The Boy Who Hated Mothers

Every so often, some part of my comic collecting gives me an event that just burns through all the dross of life and gives me a shining moment to grasp and makes me realise that I was so fortunate to be part of that.

One such night was Thursday, the 6th of August 2015, when my good lady wife and I were able to join the Scottish Cartoonists Society for their monthly get together. Little did I know what treats were in store for me there. I was already quite excited as I was getting to meet Stephen White (aka Stref), the driving force and artist behind the adaptation of Peter Pan as a graphic novel and published by Birlinn Limited. And when young David Wallace drew me a picture of Hypnocat, the character that he has created, it was beginning to shape up to be a great night.

Hypnocat crop

But what I got to see that night just blew me away. Stref had not only brought some books to sell, but he had also brought his original artwork for us all to pore over. And then we got to chatting. And I found that I had met the most knowledgeable person that I have ever met when it comes to discussing J M Barrie. If I may say so, Stref seemed delighted to find someone that had links to Kirriemuir and could pick up on some of his references. And you will find a lovely review by Jeremy Briggs over on Down The Tubes.

Before I go on, I have to say that I have read the book and find it very faithful to what I knew of the original story. But I never knew that the original story did not feature Captain Hook as the villain of the piece. The original villain was actually Peter Pan as the original title had been The Boy Who Hated Mothers. Now the book that Stref has lovingly created would not have been out of place if it had been published concurrently with The Little White Bird, which was J M Barrie’s original book that featured Peter Pan. Do I say this as the book feels archaic? I can emphatically say no to that. Stref’s inks looks like he was channeling Aubrey Beardsley and Fin Cramb’s palette of colours looks like Winsor McCay had taken over. So you can imagine my delight when Stref told me that the reference work for Fin had been Little Nemo In Slumberland! Stref’s adaptation is a book that I am happy to call beautiful as the art is just page after page of solace for the eyes.

Heart crop

The simple truth is that if you collect any kind of book or you have a Peter Pan fan in your life, you need to buy this book for them or yourself. I don’t often say need about books. I want them all, but you need to have this book. It is just so beautiful and it is so enriching for your mind, soul and sight. As you can see, even Stref agrees that you need this book.

Stref crop

Now that I have sold you on the need to buy this book, I want to go back to the night we had. Looking at the pages in their original glory was a feeling that I have been priviledged to experience a few times, but to have the artist there to pick his brains was an added boost to one of the activities I enjoy most in this life. As I tore my eyes away from the pages, I noticed that there were notes on each of the page covers. Stref explained that these were notes to Fin about some of the Easter Eggs that he had hidden in each page. Some were quite well hidden, some were respectful nods to the life of J M Barrie and others were markers to celebrate the time of year. I won’t mention them all as you will enjoy finding some of them by yourself.

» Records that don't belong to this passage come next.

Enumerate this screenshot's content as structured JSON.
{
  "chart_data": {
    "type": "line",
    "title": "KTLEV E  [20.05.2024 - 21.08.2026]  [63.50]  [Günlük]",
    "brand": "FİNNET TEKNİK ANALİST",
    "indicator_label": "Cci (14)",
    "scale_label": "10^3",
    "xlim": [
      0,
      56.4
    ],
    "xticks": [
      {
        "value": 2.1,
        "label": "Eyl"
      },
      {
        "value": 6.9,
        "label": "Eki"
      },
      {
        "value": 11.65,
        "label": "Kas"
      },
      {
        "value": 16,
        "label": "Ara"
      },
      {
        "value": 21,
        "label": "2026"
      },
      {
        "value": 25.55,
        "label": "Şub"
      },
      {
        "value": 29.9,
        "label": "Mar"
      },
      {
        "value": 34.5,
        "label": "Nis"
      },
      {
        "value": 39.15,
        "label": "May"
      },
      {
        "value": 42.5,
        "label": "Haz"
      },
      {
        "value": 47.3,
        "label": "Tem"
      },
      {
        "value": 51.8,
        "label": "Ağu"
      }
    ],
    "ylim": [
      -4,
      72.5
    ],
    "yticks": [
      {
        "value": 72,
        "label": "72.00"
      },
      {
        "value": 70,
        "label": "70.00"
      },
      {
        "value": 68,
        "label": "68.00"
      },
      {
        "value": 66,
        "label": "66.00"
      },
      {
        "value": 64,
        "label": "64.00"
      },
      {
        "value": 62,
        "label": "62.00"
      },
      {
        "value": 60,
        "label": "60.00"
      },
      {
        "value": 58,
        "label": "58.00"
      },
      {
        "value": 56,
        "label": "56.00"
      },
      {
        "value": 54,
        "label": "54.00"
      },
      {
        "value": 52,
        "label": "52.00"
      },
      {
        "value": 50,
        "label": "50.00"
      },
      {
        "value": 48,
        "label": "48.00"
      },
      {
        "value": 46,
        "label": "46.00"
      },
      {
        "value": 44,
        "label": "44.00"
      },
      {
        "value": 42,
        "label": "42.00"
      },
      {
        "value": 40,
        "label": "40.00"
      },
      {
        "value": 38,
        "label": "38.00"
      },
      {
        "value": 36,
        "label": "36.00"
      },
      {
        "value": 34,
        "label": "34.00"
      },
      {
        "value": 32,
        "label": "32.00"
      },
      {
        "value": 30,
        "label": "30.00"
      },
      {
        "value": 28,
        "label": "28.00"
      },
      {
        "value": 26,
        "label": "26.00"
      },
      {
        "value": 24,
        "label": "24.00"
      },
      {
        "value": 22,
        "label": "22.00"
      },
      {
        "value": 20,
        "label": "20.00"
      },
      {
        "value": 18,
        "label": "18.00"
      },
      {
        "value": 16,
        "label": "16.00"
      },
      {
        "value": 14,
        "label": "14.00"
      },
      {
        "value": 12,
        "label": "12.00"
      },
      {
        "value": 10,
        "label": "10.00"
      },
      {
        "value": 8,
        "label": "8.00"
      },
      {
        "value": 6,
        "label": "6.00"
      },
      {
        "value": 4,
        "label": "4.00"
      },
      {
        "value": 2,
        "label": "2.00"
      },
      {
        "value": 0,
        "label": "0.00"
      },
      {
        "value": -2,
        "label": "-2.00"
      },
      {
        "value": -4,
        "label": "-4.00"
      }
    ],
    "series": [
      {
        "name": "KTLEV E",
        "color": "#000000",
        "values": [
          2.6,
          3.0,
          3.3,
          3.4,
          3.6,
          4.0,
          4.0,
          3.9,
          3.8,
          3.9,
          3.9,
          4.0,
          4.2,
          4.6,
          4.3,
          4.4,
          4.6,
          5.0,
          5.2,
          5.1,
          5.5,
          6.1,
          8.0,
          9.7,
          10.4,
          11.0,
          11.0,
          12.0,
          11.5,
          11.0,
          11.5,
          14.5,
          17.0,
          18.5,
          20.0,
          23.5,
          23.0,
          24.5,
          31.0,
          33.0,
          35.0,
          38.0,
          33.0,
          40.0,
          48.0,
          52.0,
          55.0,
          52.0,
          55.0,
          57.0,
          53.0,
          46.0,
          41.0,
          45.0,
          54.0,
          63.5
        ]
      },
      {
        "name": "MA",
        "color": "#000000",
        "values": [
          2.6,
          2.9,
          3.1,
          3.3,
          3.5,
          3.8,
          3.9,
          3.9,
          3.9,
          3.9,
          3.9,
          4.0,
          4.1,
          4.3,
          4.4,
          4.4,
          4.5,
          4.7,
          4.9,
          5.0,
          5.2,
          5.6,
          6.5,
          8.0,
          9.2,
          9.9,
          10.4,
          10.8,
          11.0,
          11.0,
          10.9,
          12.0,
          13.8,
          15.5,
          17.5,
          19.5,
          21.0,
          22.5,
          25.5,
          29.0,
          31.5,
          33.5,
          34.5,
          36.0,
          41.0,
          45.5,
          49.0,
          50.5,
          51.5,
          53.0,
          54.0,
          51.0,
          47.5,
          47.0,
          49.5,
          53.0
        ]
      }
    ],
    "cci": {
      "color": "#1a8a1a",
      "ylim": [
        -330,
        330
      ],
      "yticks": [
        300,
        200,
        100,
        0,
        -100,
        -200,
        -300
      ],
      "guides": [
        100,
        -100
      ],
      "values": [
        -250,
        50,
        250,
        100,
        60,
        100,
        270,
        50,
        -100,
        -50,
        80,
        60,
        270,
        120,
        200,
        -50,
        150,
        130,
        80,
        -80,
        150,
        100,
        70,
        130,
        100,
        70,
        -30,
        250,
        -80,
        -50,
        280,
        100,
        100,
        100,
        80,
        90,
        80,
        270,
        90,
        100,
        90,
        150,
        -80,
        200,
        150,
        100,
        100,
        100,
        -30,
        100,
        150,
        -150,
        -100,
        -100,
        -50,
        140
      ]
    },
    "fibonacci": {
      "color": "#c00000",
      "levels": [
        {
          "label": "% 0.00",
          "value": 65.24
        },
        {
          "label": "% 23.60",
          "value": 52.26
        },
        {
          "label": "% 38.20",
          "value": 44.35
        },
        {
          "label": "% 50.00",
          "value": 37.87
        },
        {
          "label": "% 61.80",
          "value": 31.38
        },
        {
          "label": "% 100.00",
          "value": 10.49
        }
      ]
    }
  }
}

A good example that is missed because it is so obvious is that the Wendy House that is built by the Lost Boys for Wendy is a copy of the wash house that J M Barrie used to put on his plays to entertain his family. This wash house can still be visited if you go to the J M Barrie museum in Kirriemuir. I will leave you to find the poppy as I am sure you can guess which day that was drawn on.

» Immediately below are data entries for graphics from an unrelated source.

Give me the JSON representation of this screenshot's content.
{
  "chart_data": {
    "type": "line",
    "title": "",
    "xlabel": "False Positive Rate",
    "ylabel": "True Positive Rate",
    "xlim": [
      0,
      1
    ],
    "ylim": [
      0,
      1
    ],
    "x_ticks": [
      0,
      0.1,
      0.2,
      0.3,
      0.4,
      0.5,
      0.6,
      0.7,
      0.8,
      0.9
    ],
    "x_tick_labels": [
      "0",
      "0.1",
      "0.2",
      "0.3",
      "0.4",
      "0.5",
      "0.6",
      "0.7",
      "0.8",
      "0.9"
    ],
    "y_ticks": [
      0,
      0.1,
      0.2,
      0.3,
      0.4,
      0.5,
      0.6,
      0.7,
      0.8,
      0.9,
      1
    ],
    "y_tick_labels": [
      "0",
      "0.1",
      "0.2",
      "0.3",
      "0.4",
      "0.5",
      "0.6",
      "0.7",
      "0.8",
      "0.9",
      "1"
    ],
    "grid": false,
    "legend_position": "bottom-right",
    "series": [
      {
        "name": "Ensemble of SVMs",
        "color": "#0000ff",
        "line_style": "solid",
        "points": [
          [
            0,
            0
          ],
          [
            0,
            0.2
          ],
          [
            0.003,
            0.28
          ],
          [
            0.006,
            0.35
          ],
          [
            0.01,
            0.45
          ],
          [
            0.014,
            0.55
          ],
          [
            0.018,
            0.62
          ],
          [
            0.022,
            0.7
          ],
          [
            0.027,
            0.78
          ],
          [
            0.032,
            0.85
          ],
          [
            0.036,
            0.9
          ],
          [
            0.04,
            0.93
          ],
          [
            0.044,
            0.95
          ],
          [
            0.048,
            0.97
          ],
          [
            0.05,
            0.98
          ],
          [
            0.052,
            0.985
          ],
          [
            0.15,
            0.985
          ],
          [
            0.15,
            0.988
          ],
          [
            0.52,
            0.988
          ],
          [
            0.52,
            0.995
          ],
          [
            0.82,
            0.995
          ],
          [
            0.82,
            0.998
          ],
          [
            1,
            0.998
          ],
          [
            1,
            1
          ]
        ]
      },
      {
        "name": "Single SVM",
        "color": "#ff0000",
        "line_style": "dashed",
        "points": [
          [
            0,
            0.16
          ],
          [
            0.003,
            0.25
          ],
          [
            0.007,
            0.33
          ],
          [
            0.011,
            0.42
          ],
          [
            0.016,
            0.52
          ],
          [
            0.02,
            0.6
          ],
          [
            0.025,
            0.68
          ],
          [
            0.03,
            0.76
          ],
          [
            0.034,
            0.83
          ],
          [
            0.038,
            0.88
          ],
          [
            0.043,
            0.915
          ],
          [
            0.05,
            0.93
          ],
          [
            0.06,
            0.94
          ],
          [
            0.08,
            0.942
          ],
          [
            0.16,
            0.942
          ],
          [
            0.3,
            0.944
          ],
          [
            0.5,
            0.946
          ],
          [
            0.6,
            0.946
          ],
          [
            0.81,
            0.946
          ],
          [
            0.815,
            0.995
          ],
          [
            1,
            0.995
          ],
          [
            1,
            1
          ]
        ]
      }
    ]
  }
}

Another Easter egg that I will mention is when Peter meets the Indians and Tiger Lily insists his life is spared as he saved her from the pirates. Now if you take a look at the background, you will notice a waterfall. Now unless you have visited J M Barrie’s hometown, it looks just like any other stepped waterfall. However, if you have any knowledge of Kirriemuir, then you will know that this is the Gairie waterfall that is at the back of Kirrie Den (for those that do not know Kirrie Den is the name of a public park that has been popular with generations of Kirrie folk)

When the books started to sell, Stref personalised each book and my wife and I got a lovely little inscription. I was more than happy with that, but god bless Eli Winter, the heart of the Scottish Cartoonists Society, as she ensured that no matter how tipsy Stref got, he was going to put a sketch in my sketch book. Now considering that Stref was at least two sheets to the wind by this time, I didn’t want to bug him, but Eli was adamant that he would do a sketch. So Stref bowed to the inevitable and asked what I wanted. I said that I would like J M Barrie as we had discussed him so much.

Stref’s recall facilities must have been strained by now, so he had trouble focussing on his phone to get the picture he wanted. But then, I got to see why this book is as beautiful as it is. J M Barrie appeared in the bottom right corner of the page. Then Hook appeared Athena like from behind Barrie. Pan formed as a proud and insolent youth to the left of Hook along with and a cohort of fairies. They were then supported by the crocodile whose clock had run down, but was still hungry to taste the rest of Hook.

JMB Sketch crop

As you can see, this is a beautiful piece and one that I will enjoy for the rest of my life. Alas, shortly after this, we had to  depart and so missed the dubious delights of what the rest of the night brought. All I can say is that some of the pictures had me smiling that weekend.